Chow, like Ramos, pursued an art degree in animation in New York but returned home at the urging of his parents when he didn’t find an immediate job after graduating. He turned to IT.

“It’s expected that I support the family,” he says. “As being the male of my family, I’m pretty much the only one supporting the family. But I should be the one who does — I’m the heir to the name, I’m one of the last Chows left.”

He felt pressure from both himself and his family to be the model child and follow a specific path. Many young Asian Americans must cope with parents’ expectations and the discrimination of others. Few seek counseling to help with anxiety or depression.

***
 The counseling center at University of Texas at Austin provides a team of culturally diverse coordinators and mental health counselors, available to students ranging from Asian American to black American to Hispanic to LGBTQ to international students.

Dr. Mona Ghosheh, a psychologist who counseled Asian American students when she worked at the Austin campus, says students struggled with pressures and navigating stereotypes that were obvious and not so obvious, while balancing the demands of performing academically.

Asian American students are less likely to go to a mental health center to seek help because of the cultures in which they were raised, she says. They will first go to faculty, friends or mentors before ever stepping foot into a counseling center on campus.

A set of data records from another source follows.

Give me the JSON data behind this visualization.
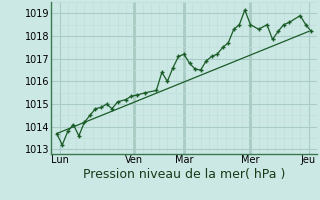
{
  "title": "",
  "xlabel": "Pression niveau de la mer( hPa )",
  "ylim": [
    1012.8,
    1019.5
  ],
  "xlim": [
    0,
    96
  ],
  "yticks": [
    1013,
    1014,
    1015,
    1016,
    1017,
    1018,
    1019
  ],
  "xtick_positions": [
    3,
    30,
    48,
    72,
    93
  ],
  "xtick_labels": [
    "Lun",
    "Ven",
    "Mar",
    "Mer",
    "Jeu"
  ],
  "bg_color": "#cce8e4",
  "grid_color_major": "#aaccc8",
  "grid_color_minor": "#c0deda",
  "line_color": "#1a5c28",
  "series1_x": [
    2,
    4,
    6,
    8,
    10,
    12,
    14,
    16,
    18,
    20,
    22,
    24,
    27,
    29,
    31,
    34,
    38,
    40,
    42,
    44,
    46,
    48,
    50,
    52,
    54,
    56,
    58,
    60,
    62,
    64,
    66,
    68,
    70,
    72,
    75,
    78,
    80,
    82,
    84,
    86,
    90,
    92,
    94
  ],
  "series1_y": [
    1013.7,
    1013.2,
    1013.8,
    1014.1,
    1013.6,
    1014.2,
    1014.5,
    1014.8,
    1014.85,
    1015.0,
    1014.8,
    1015.1,
    1015.2,
    1015.35,
    1015.4,
    1015.5,
    1015.6,
    1016.4,
    1016.0,
    1016.6,
    1017.1,
    1017.2,
    1016.8,
    1016.55,
    1016.5,
    1016.9,
    1017.1,
    1017.2,
    1017.5,
    1017.7,
    1018.3,
    1018.5,
    1019.15,
    1018.5,
    1018.3,
    1018.5,
    1017.85,
    1018.2,
    1018.5,
    1018.6,
    1018.9,
    1018.5,
    1018.2
  ],
  "series2_x": [
    2,
    93
  ],
  "series2_y": [
    1013.7,
    1018.2
  ],
  "vline_positions": [
    30,
    48,
    72
  ],
  "font_size_label": 9,
  "font_size_tick": 7
}
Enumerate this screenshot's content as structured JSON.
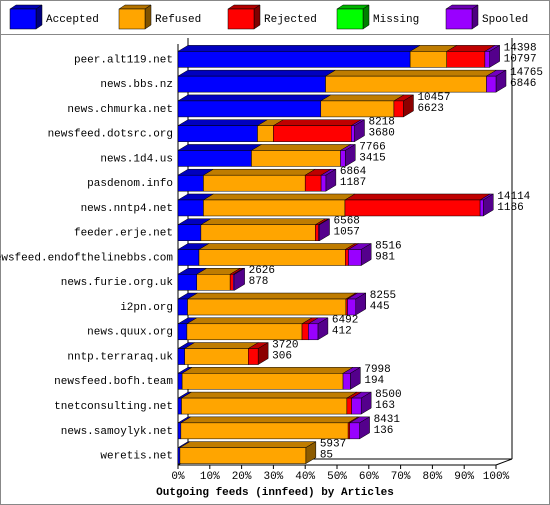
{
  "chart_data": {
    "type": "bar3d-stacked-horizontal",
    "xlabel": "Outgoing feeds (innfeed) by Articles",
    "categories": [
      "peer.alt119.net",
      "news.bbs.nz",
      "news.chmurka.net",
      "newsfeed.dotsrc.org",
      "news.1d4.us",
      "pasdenom.info",
      "news.nntp4.net",
      "feeder.erje.net",
      "newsfeed.endofthelinebbs.com",
      "news.furie.org.uk",
      "i2pn.org",
      "news.quux.org",
      "nntp.terraraq.uk",
      "newsfeed.bofh.team",
      "tnetconsulting.net",
      "news.samoylyk.net",
      "weretis.net"
    ],
    "series": [
      {
        "name": "Accepted",
        "color": "#0000ff",
        "values": [
          73,
          46.4,
          44.9,
          25,
          23.1,
          8,
          8,
          7.2,
          6.6,
          5.9,
          3,
          2.8,
          2.1,
          1.3,
          1.1,
          0.9,
          0.6
        ]
      },
      {
        "name": "Refused",
        "color": "#ffa500",
        "values": [
          11.5,
          50.6,
          23,
          5,
          28,
          32,
          44.5,
          36,
          46,
          10.5,
          49.8,
          36.2,
          20,
          50.6,
          52,
          52.6,
          39.6
        ]
      },
      {
        "name": "Rejected",
        "color": "#ff0000",
        "values": [
          12,
          0,
          3,
          24.5,
          0,
          5,
          42.5,
          1,
          1,
          1,
          0.5,
          2,
          3.1,
          0,
          1.5,
          0.5,
          0
        ]
      },
      {
        "name": "Missing",
        "color": "#00ff00",
        "values": [
          0,
          0,
          0,
          0,
          0,
          0,
          0,
          0,
          0,
          0,
          0,
          0,
          0,
          0,
          0,
          0,
          0
        ]
      },
      {
        "name": "Spooled",
        "color": "#9900ff",
        "values": [
          1.5,
          3,
          0,
          1,
          1.5,
          1.5,
          1,
          0.3,
          4,
          0.4,
          2.6,
          3,
          0,
          2.3,
          3,
          3.1,
          0
        ]
      }
    ],
    "offered": [
      14398,
      14765,
      10457,
      8218,
      7766,
      6864,
      14114,
      6568,
      8516,
      2626,
      8255,
      6492,
      3720,
      7998,
      8500,
      8431,
      5937
    ],
    "accepted": [
      10797,
      6846,
      6623,
      3680,
      3415,
      1187,
      1186,
      1057,
      981,
      878,
      445,
      412,
      306,
      194,
      163,
      136,
      85
    ],
    "xlim": [
      0,
      100
    ],
    "xticks": [
      {
        "value": 0,
        "label": "0%"
      },
      {
        "value": 10,
        "label": "10%"
      },
      {
        "value": 20,
        "label": "20%"
      },
      {
        "value": 30,
        "label": "30%"
      },
      {
        "value": 40,
        "label": "40%"
      },
      {
        "value": 50,
        "label": "50%"
      },
      {
        "value": 60,
        "label": "60%"
      },
      {
        "value": 70,
        "label": "70%"
      },
      {
        "value": 80,
        "label": "80%"
      },
      {
        "value": 90,
        "label": "90%"
      },
      {
        "value": 100,
        "label": "100%"
      }
    ]
  }
}
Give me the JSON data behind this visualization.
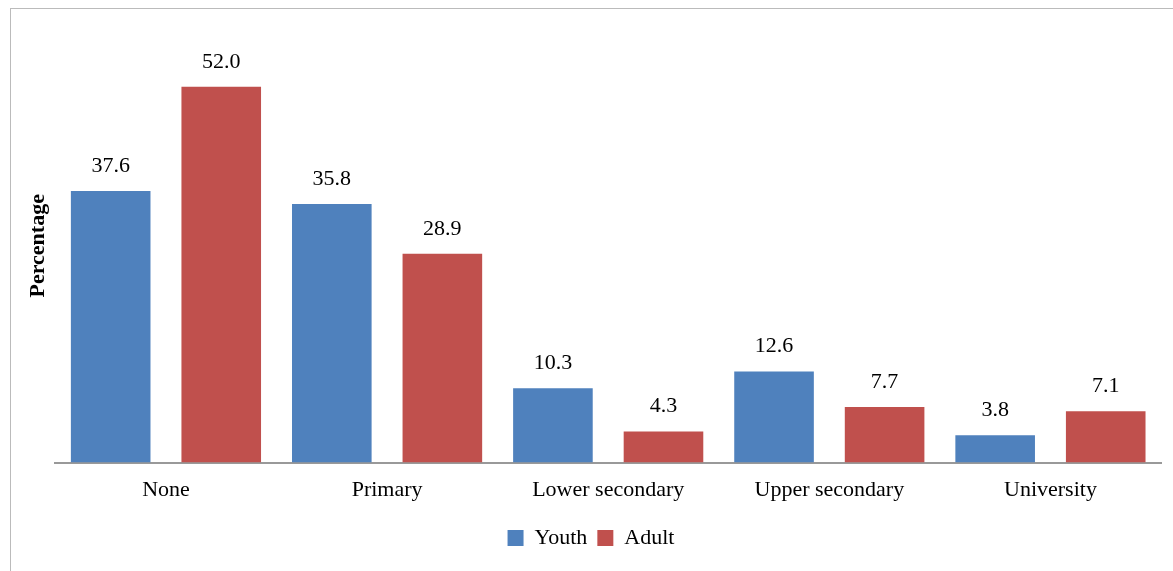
{
  "chart_data": {
    "type": "bar",
    "ylabel": "Percentage",
    "categories": [
      "None",
      "Primary",
      "Lower secondary",
      "Upper secondary",
      "University"
    ],
    "series": [
      {
        "name": "Youth",
        "color": "#4f81bd",
        "values": [
          37.6,
          35.8,
          10.3,
          12.6,
          3.8
        ],
        "value_labels": [
          "37.6",
          "35.8",
          "10.3",
          "12.6",
          "3.8"
        ]
      },
      {
        "name": "Adult",
        "color": "#c0504d",
        "values": [
          52.0,
          28.9,
          4.3,
          7.7,
          7.1
        ],
        "value_labels": [
          "52.0",
          "28.9",
          "4.3",
          "7.7",
          "7.1"
        ]
      }
    ],
    "grid": false,
    "legend": "bottom"
  }
}
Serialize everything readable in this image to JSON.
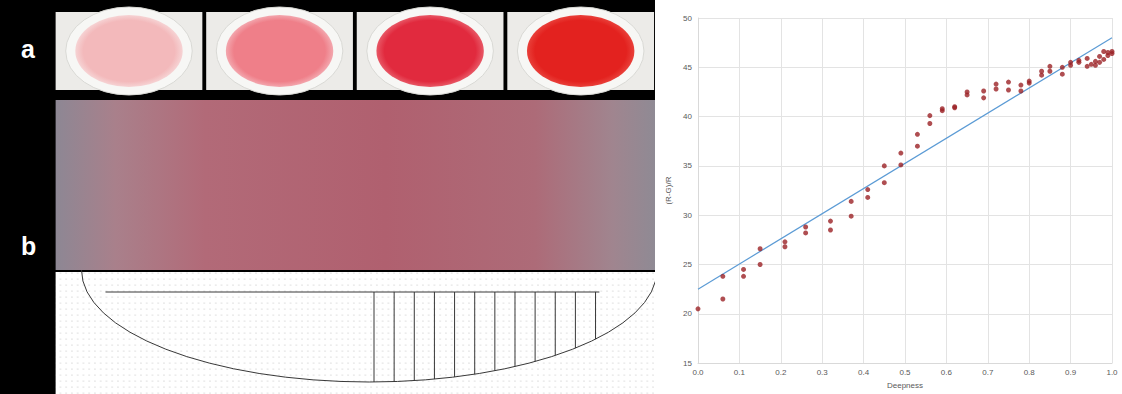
{
  "panels": {
    "labels": [
      "a",
      "b"
    ]
  },
  "chart_data": {
    "type": "scatter",
    "x_label": "Deepness",
    "y_label": "(R-G)/R",
    "xlim": [
      0,
      1
    ],
    "xticks": [
      {
        "value": 0,
        "label": "0.0"
      },
      0.1,
      0.2,
      0.3,
      0.4,
      0.5,
      0.6,
      0.7,
      0.8,
      0.9,
      {
        "value": 1,
        "label": "1.0"
      }
    ],
    "ylim": [
      15,
      50
    ],
    "yticks": [
      15,
      20,
      25,
      30,
      35,
      40,
      45,
      50
    ],
    "grid": true,
    "series": [
      {
        "type": "scatter",
        "color": "#9b2226",
        "marker": "circle",
        "x": [
          0.0,
          0.06,
          0.06,
          0.11,
          0.11,
          0.15,
          0.15,
          0.21,
          0.21,
          0.26,
          0.26,
          0.32,
          0.32,
          0.37,
          0.37,
          0.41,
          0.41,
          0.45,
          0.45,
          0.49,
          0.49,
          0.53,
          0.53,
          0.56,
          0.56,
          0.59,
          0.59,
          0.62,
          0.62,
          0.65,
          0.65,
          0.69,
          0.69,
          0.72,
          0.72,
          0.75,
          0.75,
          0.78,
          0.78,
          0.8,
          0.8,
          0.83,
          0.83,
          0.85,
          0.85,
          0.88,
          0.88,
          0.9,
          0.9,
          0.92,
          0.92,
          0.94,
          0.94,
          0.95,
          0.96,
          0.96,
          0.97,
          0.97,
          0.98,
          0.98,
          0.99,
          0.99,
          1.0,
          1.0
        ],
        "values": [
          20.5,
          21.5,
          23.8,
          23.8,
          24.5,
          25.0,
          26.6,
          26.8,
          27.3,
          28.2,
          28.8,
          28.5,
          29.4,
          29.9,
          31.4,
          31.8,
          32.6,
          33.3,
          35.0,
          35.1,
          36.3,
          37.0,
          38.2,
          39.3,
          40.1,
          40.6,
          40.8,
          41.0,
          40.9,
          42.2,
          42.5,
          41.9,
          42.6,
          42.8,
          43.3,
          42.7,
          43.5,
          42.6,
          43.2,
          43.4,
          43.6,
          44.2,
          44.6,
          44.6,
          45.1,
          44.3,
          45.0,
          45.5,
          45.2,
          45.5,
          45.7,
          45.9,
          45.1,
          45.3,
          45.6,
          45.2,
          46.1,
          45.5,
          46.6,
          45.8,
          46.2,
          46.5,
          46.4,
          46.6
        ]
      },
      {
        "type": "line",
        "color": "#5b9bd5",
        "line_style": "solid",
        "x": [
          0,
          1
        ],
        "values": [
          22.5,
          48
        ]
      }
    ]
  }
}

Knowing and understanding cultural differences helped the school accommodate and meet needs for students struggling with anxiety or depression. The counseling center worked with faculty and staff to look for subtle signs from students which can look different depending on cultural backgrounds. Some Asian Americans will make an extra effort to appear normal when experiencing difficulty in their lives, she said.

“It is so infused in our minds,” Ghosheh says, noting that many professors sometimes assume that if an Asian American student is getting good grades, looking physically well and stylishly dressed, a mood swing is “just a bad day.” This, she says, is “downplaying in our minds what Asian American students are going through because of the myth that they’re doing great. They have the skill sets! It might not be a conscious thing — it’s just how it plays out.”

Even friends of students can overlook symptoms and think, “They’ll be fine. They’ll be fine.’“

The model minority stereotype can affect individuals not only emotionally, but physically too, Ghosheh says. Asian American students, in many cases, will experience somatic symptoms and go to the health center or a doctor to handle it rather than address it as an emotional issue.

“When someone is feeling depressed or feeling anxious, it might manifest in having really terrible migraines or stomach distress,” she says. “We would see that a big majority of Asian American students with mental health concerns would first go to the health center, and see the physician first. They’d be having poor concentration, low appetite. We know those are symptoms of depression and anxiety.”

To help with the problem, the university has put health services and the counseling center in the same building. If the campus physician notices a student with symptoms that might be related to anxiety or depression, a counselor down the hall is more accessible, mitigating any feelings of shame, secrecy or cultural stigma that may be associated with going to see a mental health worker.